Namun kenyataannya, istriku meyakinkanku untuk meneruskan pekerjaanku. Baru tiga hari kemudian tiba di Aceh. Aku ingat hari itu hari Senin, beberapa hari sebelum Lebaran Haji. Harusnya aku dan istriku dapat menyiapkan beberapa keperluan untuk menyambut Idhul Qur’ban. Membeli kambing, membelikan baju untuk anak-anak, mengatar belanja istriku atau sekedar bersihkan rumah.
Pada kenyataannya aku harus bolak-balik memeriksakan kondisi anakku. Malam itu, setelah kami mengambil hasil cek darah Zaim, dengan tangan gemetar dan wajar serius dokter itu berdiskusi dengan kami. Dokter itu mengambil nafas, lebih berat dari biasanya,
“Ini arahnya leukemia. Kanker darah.”
Entah berapa kali aku mendengar istilah kanker. Aku tahu kanker merupakan penyakit yang paling mematikan. Bagiku terasa biasa mendengar tentang penyakit tersebut. Namun kita ketika kata kanker dijadikan diagnonis atas penyakit anakku, maka kata kanker bukan menjadi kalimat  yang tanpa makna. Kalimat kanker menjadi halilintar yang memekkan kalimatku.
“Saya sarankan Anda berdua mencari mencari second opion,” saran dokter tersebut kepada kami berdua. “Semoga saja diagnosa saya salah.”
Saat itu aku merasakan badanku seperti melorot, sendi-sendiku terasa lemas dan kepalaku terasa pusing. Buliran kristal air keluar dari mata istriku.  Langit seperti runtuh. Aku seperti memasuki lorong-lorong gelap yang panjang, lorong yang tidak kutahu dimana ujungnya.
“Tolong katakan, rumah sakit mana yang mampu mengobati kanker, dok,” ujarku seperti mengiba.
“Kalau ada kemudahan langkah dan rezeki, sebaiknya ke Malaysia. Dulu saya punya pasien yang mengidap penyakit leukemia. Alhamdulillah sembuh. Cuman kita tahu biaya berobat di Malaysia tidaklah murah. Untuk itu mungkin agak berat, saya sarankan ke Medan. Disana ada dokter spesialis.”
Malam itu, kami pulang dalam rintik hujan.  Menembus jalanan Banda Aceh dan Aceh Besar.  Aku dan istriku sama-sama diam. Kalut dengan pikiran masing-masing. Hanya Zaim yang sudah tidur kelelahan.

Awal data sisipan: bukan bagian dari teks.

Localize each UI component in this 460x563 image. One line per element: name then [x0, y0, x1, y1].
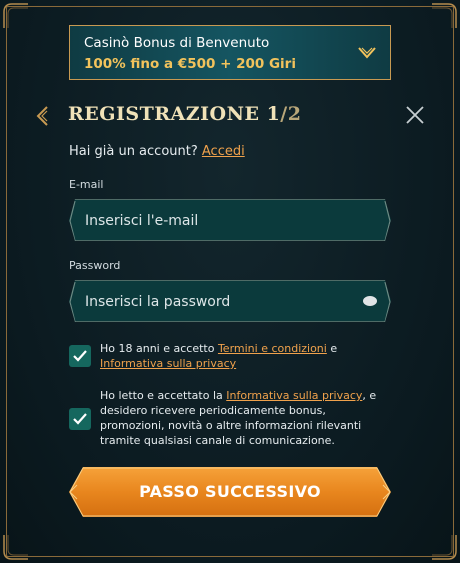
corner-ornament: [430, 533, 458, 561]
email-label: E-mail: [69, 178, 104, 191]
check-icon: [73, 350, 87, 362]
age-terms-text-1: Ho 18 anni e accetto: [100, 342, 218, 355]
page-title: REGISTRAZIONE 1/2: [68, 103, 301, 125]
marketing-consent-text: Ho letto e accettato la Informativa sull…: [100, 388, 380, 448]
login-link[interactable]: Accedi: [202, 144, 245, 159]
age-terms-text-2: e: [326, 342, 338, 355]
eye-icon[interactable]: [363, 296, 377, 306]
corner-ornament: [2, 2, 30, 30]
terms-link[interactable]: Termini e condizioni: [218, 342, 327, 355]
email-input[interactable]: [83, 200, 357, 242]
check-icon: [73, 413, 87, 425]
field-edge-ornament: [381, 200, 391, 242]
next-step-button[interactable]: PASSO SUCCESSIVO: [69, 467, 391, 517]
email-field[interactable]: [69, 199, 391, 241]
chevron-left-icon[interactable]: [35, 105, 49, 131]
password-label: Password: [69, 259, 121, 272]
login-prompt: Hai già un account? Accedi: [69, 144, 245, 159]
password-field[interactable]: [69, 280, 391, 322]
registration-modal: Casinò Bonus di Benvenuto 100% fino a €5…: [0, 0, 460, 563]
corner-ornament: [430, 2, 458, 30]
field-edge-ornament: [381, 281, 391, 323]
chevron-down-icon: [358, 45, 376, 64]
step-total: /2: [280, 103, 302, 125]
bonus-title: Casinò Bonus di Benvenuto: [84, 35, 270, 51]
password-input[interactable]: [83, 281, 357, 323]
marketing-privacy-link[interactable]: Informativa sulla privacy: [226, 389, 362, 402]
age-terms-checkbox[interactable]: [69, 345, 91, 367]
login-prompt-text: Hai già un account?: [69, 144, 202, 159]
next-step-label: PASSO SUCCESSIVO: [139, 482, 321, 501]
privacy-link[interactable]: Informativa sulla privacy: [100, 357, 236, 370]
marketing-text-1: Ho letto e accettato la: [100, 389, 227, 402]
title-text: REGISTRAZIONE: [68, 103, 267, 125]
bonus-offer: 100% fino a €500 + 200 Giri: [84, 56, 296, 72]
field-edge-ornament: [69, 200, 79, 242]
step-current: 1: [266, 103, 281, 125]
marketing-checkbox[interactable]: [69, 408, 91, 430]
corner-ornament: [2, 533, 30, 561]
bonus-selector[interactable]: Casinò Bonus di Benvenuto 100% fino a €5…: [69, 25, 391, 80]
close-icon[interactable]: [406, 106, 424, 128]
age-terms-text: Ho 18 anni e accetto Termini e condizion…: [100, 341, 380, 371]
field-edge-ornament: [69, 281, 79, 323]
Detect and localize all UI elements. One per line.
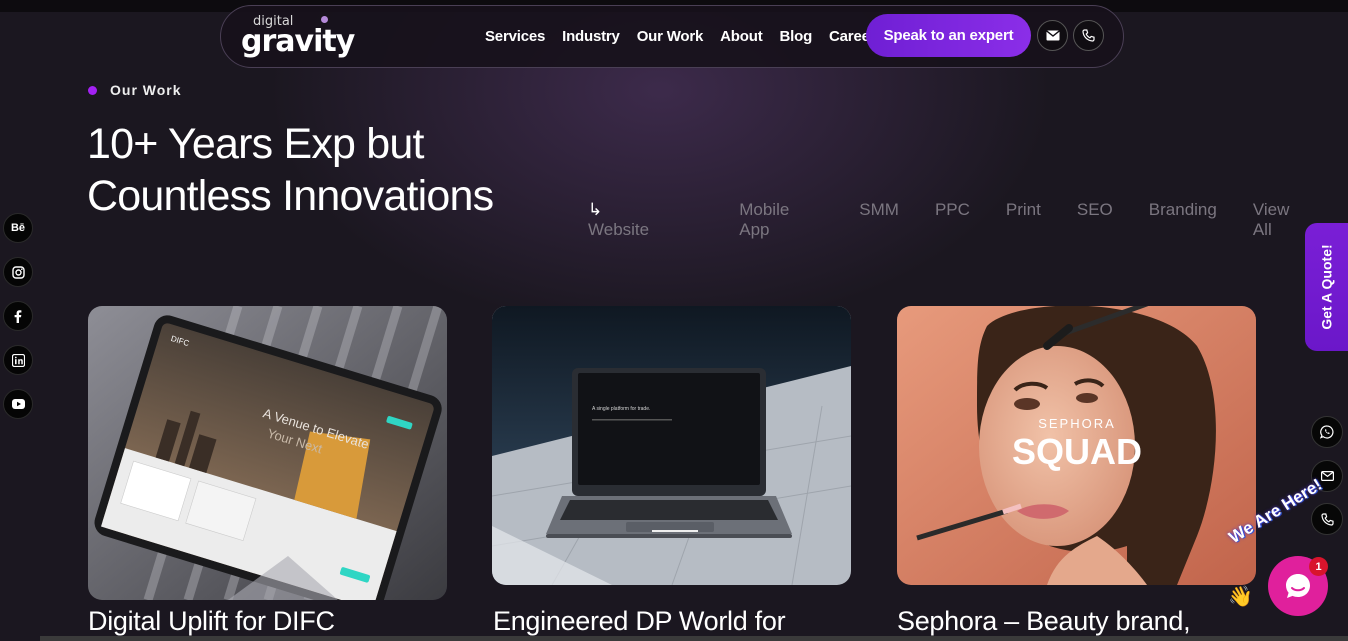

Entah mengapa mataku terasa berat. Diluar mobil angin kencang menerbangkan dedaunan. Kerlap-kerlip lampu kendaraan berjalan  membelah malam. Bayangan hitam dari pepohanan yang biasanya terasa rindang kini seperti hantu malam yang bergentayangan. Semua terasa seperti mimpi buruk berwarna buram.
Dulu orang tuaku sering mengajarkan. Kalau mimp buruk, buanglah ludah tiga kali ke kanan. Mimpi buruk itu nantinya akan hilang dengan sendirinya. Diagnosa dokter Isra tentang penyakit Zaim itu seperti mimpi buruk bagiku. Bedanya adalah mimpi buruk itu sulit kuusir sekalipun dengan berwudlu, apalagi hanya membuang ludah.
Sudah satu jam sejak aku dan istriku akhirnya tiba di rumah. Sudah setengah jam yang lalu, aku naik ke pembaringan. Sedikitpun mataku tidak dapat kupejamkan. Langit mendung, guruh berdentuman dan kilat saling bersahutan. Hujan turun di luar sana,  tetapi air mata mengalir di sini.

Note:
Foto diambil di SDIT Nurul Fikri, beberapa hari sebelum saya berangkat ke Bandung. Saat itu kami belum tahu bahwa sell kanker telah merasuk ke dalam darahnya.